Metadata-Version: 2.1
Name: ssoready
Version: 1.0.0
Summary: 
License: MIT
Requires-Python: >=3.8,<4.0
Classifier: Intended Audience :: Developers
Classifier: License :: OSI Approved :: MIT License
Classifier: Operating System :: MacOS
Classifier: Operating System :: Microsoft :: Windows
Classifier: Operating System :: OS Independent
Classifier: Operating System :: POSIX
Classifier: Operating System :: POSIX :: Linux
Classifier: Programming Language :: Python
Classifier: Programming Language :: Python :: 3
Classifier: Programming Language :: Python :: 3.8
Classifier: Programming Language :: Python :: 3.9
Classifier: Programming Language :: Python :: 3.10
Classifier: Programming Language :: Python :: 3.11
Classifier: Programming Language :: Python :: 3.12
Classifier: Topic :: Software Development :: Libraries :: Python Modules
Classifier: Typing :: Typed
Requires-Dist: httpx (>=0.21.2)
Requires-Dist: pydantic (>=1.9.2)
Requires-Dist: typing_extensions (>=4.0.0)
Description-Content-Type: text/markdown

# SSOReady-Python

`ssoready` is a Python SDK for the [SSOReady](https://ssoready.com) API. 
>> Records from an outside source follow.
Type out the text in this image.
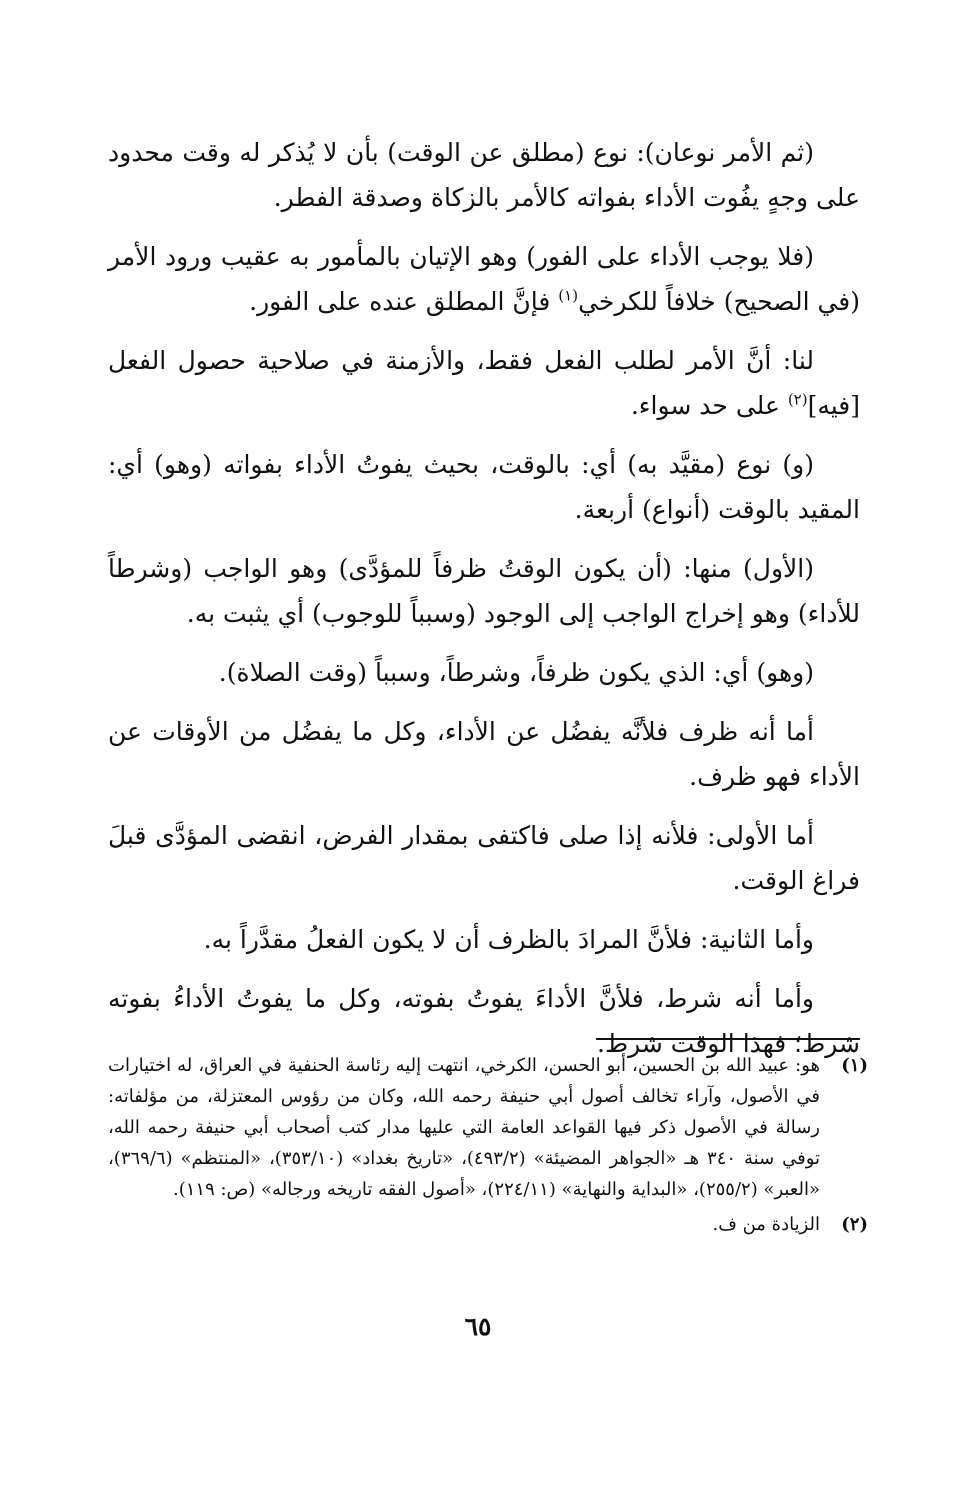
(ثم الأمر نوعان): نوع (مطلق عن الوقت) بأن لا يُذكر له وقت محدود على وجهٍ يفُوت الأداء بفواته كالأمر بالزكاة وصدقة الفطر.

(فلا يوجب الأداء على الفور) وهو الإتيان بالمأمور به عقيب ورود الأمر (في الصحيح) خلافاً للكرخي$^{(١)}$ فإنَّ المطلق عنده على الفور.

لنا: أنَّ الأمر لطلب الفعل فقط، والأزمنة في صلاحية حصول الفعل [فيه]$^{(٢)}$ على حد سواء.

(و) نوع (مقيَّد به) أي: بالوقت، بحيث يفوتُ الأداء بفواته (وهو) أي: المقيد بالوقت (أنواع) أربعة.

(الأول) منها: (أن يكون الوقتُ ظرفاً للمؤدَّى) وهو الواجب (وشرطاً للأداء) وهو إخراج الواجب إلى الوجود (وسبباً للوجوب) أي يثبت به.

(وهو) أي: الذي يكون ظرفاً، وشرطاً، وسبباً (وقت الصلاة).

أما أنه ظرف فلأنَّه يفضُل عن الأداء، وكل ما يفضُل من الأوقات عن الأداء فهو ظرف.

أما الأولى: فلأنه إذا صلى فاكتفى بمقدار الفرض، انقضى المؤدَّى قبلَ فراغ الوقت.

وأما الثانية: فلأنَّ المرادَ بالظرف أن لا يكون الفعلُ مقدَّراً به.

وأما أنه شرط، فلأنَّ الأداءَ يفوتُ بفوته، وكل ما يفوتُ الأداءُ بفوته شرط؛ فهذا الوقت شرط.

(١)
هو: عبيد الله بن الحسين، أبو الحسن، الكرخي، انتهت إليه رئاسة الحنفية في العراق، له اختيارات في الأصول، وآراء تخالف أصول أبي حنيفة رحمه الله، وكان من رؤوس المعتزلة، من مؤلفاته: رسالة في الأصول ذكر فيها القواعد العامة التي عليها مدار كتب أصحاب أبي حنيفة رحمه الله، توفي سنة ٣٤٠ هـ «الجواهر المضيئة» (٤٩٣/٢)، «تاريخ بغداد» (٣٥٣/١٠)، «المنتظم» (٣٦٩/٦)، «العبر» (٢٥٥/٢)، «البداية والنهاية» (٢٢٤/١١)، «أصول الفقه تاريخه ورجاله» (ص: ١١٩).
(٢)
الزيادة من ف.
٦٥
SSOReady is a set of open-source dev tools for implementing Enterprise SSO. You
can use SSOReady to add SAML support to your product this afternoon, for free,
forever. You can think of us as an open source alternative to products like
Auth0 or WorkOS.

This library includes type definitions for all request and response fields, and
offers both synchronous and asynchronous clients powered by `httpx`.

## Installation

Add this dependency to your project's build file:

```bash
pip install ssoready
# or
poetry add ssoready
```

## Usage

For full documentation, check out https://ssoready.com/docs.

At a super high level, all it takes to add SAML to your product is to:

1. Sign up on [app.ssoready.com](https://app.ssoready.com) for free
2. From your login page, call `get_saml_redirect_url` when you want a user to sign in with SAML
3. Your user gets redirected back to a callback page you choose, e.g. `your-app.com/ssoready-callback?saml_access_code=...`. You
   call `redeem_saml_access_code` with the `saml_access_code` and log them in.

Import and construct a SSOReady client like this:

```python
from ssoready.client import SSOReady

client = SSOReady() # loads your API key from the env var SSOREADY_API_KEY
# or
client = SSOReady(api_key="ssoready_sk_...")
```

Calling the `get_saml_redirect_url` endpoint looks like this:

```python
# this is how you implement a "Sign in with SSO" button
redirect_url = client.get_saml_redirect_url(
    # the ID of the organization/workspace/team (whatever you call it)
    # you want to log the user into
    organization_external_id="..."
).redirect_url

# redirect the user to `redirect_url`...
```

And using `redeem_saml_access_code` looks like this:

```python
# this goes in your handler for POST /ssoready-callback
redeem_result = client.saml.redeem_saml_access_code(saml_access_code="saml_access_code_...")

email = redeem_result.email
organization_external_id = redeem_result.organization_external_id

# log the user in as `email` inside `organizationExternalId`...
```

Check out [the quickstart](https://ssoready.com/docs) for the details spelled
out more concretely. The whole point of SSOReady is to make enterprise SSO super
obvious and easy.

## Async Client

You an also use asyncio with this SDK. Do so by using `AsyncSSOReady` instead of
`SSOReady`.

```python
from ssoready.client import AsyncSSOReady

client = AsyncSSOReady()

async def main() -> None:
    await client.saml.get_redirect_url(organization_external_id="...")
    
asyncio.run(main())
```

All methods available on the sync `SSOReady` client are also available on
`AsyncSSOReady`.

## Contributing

Issues and PRs are more than welcome. Be advised that this library is largely
autogenerated from
[`ssoready/fern-config`](https://github.com/ssoready/fern-config). Most code
changes ultimately need to be made there, not on this repo.